Congressional Democrats, for the most part, side with the governors and have rallied to protect all $5 trillion of Medicaid's projected future spending. Rep. Steny Hoyer of Maryland, a House Democratic leader, maintains the cuts Bush proposes would have "drastically negative consequences" for the poor, while Virginia Democrat Jim Moran decries the proposal as "shortsighted, selfish and irresponsible."

The pieces are in place for a visionary Congress to seize the moment and change the way low-income Americans receive their health care. What's more, leading members of Congress such as House Energy and Commerce Committee Chairman Joe Barton and Senate Budget Committee Chairman Judd Gregg are sending signals that the time is ripe for such an effort.

A reform agenda would provide:

  • Refundable tax credits, so low-wage workers could purchase private health insurance.
  • Marketplace reforms, such as the creation of "association health plans," that would give low-wage workers a meaningful choice of affordable private health plans.
  • Increased flexibility in Medicaid that would permit states to transform state and federal Medicaid dollars into de facto vouchers. This "piggybacking" effect would add considerably to the purchasing power of the credit.

These reforms would transform Medicaid into a consumer-friendly program and allow the poor to mainstream into the same health system available to the rest of us.

Signs of Hope

The unity Senate Republicans displayed during consideration of the bankruptcy bill has raised expectations regarding Senate consideration of Social Security reform.

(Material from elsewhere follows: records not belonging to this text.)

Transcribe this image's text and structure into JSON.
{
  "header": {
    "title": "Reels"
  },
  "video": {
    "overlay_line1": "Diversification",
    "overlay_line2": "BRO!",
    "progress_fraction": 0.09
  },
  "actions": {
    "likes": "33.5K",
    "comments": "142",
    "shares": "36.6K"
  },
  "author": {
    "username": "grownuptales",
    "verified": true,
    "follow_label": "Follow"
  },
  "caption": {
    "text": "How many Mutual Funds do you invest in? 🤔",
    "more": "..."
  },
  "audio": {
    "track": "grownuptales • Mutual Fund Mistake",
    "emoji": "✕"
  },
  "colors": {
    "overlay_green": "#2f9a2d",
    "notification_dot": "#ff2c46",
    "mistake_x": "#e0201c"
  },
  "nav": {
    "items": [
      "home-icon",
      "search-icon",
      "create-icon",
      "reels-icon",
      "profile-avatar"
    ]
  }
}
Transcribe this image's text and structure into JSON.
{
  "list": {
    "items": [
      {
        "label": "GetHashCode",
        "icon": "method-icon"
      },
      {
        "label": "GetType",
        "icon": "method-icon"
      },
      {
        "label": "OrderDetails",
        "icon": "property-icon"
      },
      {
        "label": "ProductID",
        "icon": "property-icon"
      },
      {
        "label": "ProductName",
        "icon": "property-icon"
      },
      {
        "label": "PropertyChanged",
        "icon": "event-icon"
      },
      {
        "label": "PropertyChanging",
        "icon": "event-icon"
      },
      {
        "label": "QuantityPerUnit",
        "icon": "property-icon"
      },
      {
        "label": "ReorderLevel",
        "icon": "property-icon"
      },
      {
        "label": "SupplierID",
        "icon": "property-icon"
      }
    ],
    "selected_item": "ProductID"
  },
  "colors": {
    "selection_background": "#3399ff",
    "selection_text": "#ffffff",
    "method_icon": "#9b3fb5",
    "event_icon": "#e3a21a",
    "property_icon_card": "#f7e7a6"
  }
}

The reason? Senate Democrats hit their Republican colleagues with a barrage of politically explosive amendments-amendments to exempt the most sensitive categories of debtors from the reach of our bankruptcy laws, such as veterans, military widows, individuals with catastrophic medical expenses, and those who lose their jobs while caring for desperately ill family members-and all 55 Republicans held firm.

Also of interest was the total support Republican bill managers received from Nebraska Democrat Ben Nelson and the near-total support from Delaware Democrat Tom Carper. Both turn up regularly on lists of Senate Democrats who might support the President's drive to reform Social Security.

Bankruptcy reform doesn't evoke the sort of primal emotion we'll see when a Social Security reform bill reaches the Senate floor. It's significant nevertheless that Senate Republicans in recent weeks have passed two major pieces of legislation-class action reform being the other-that stalled in the last Congress.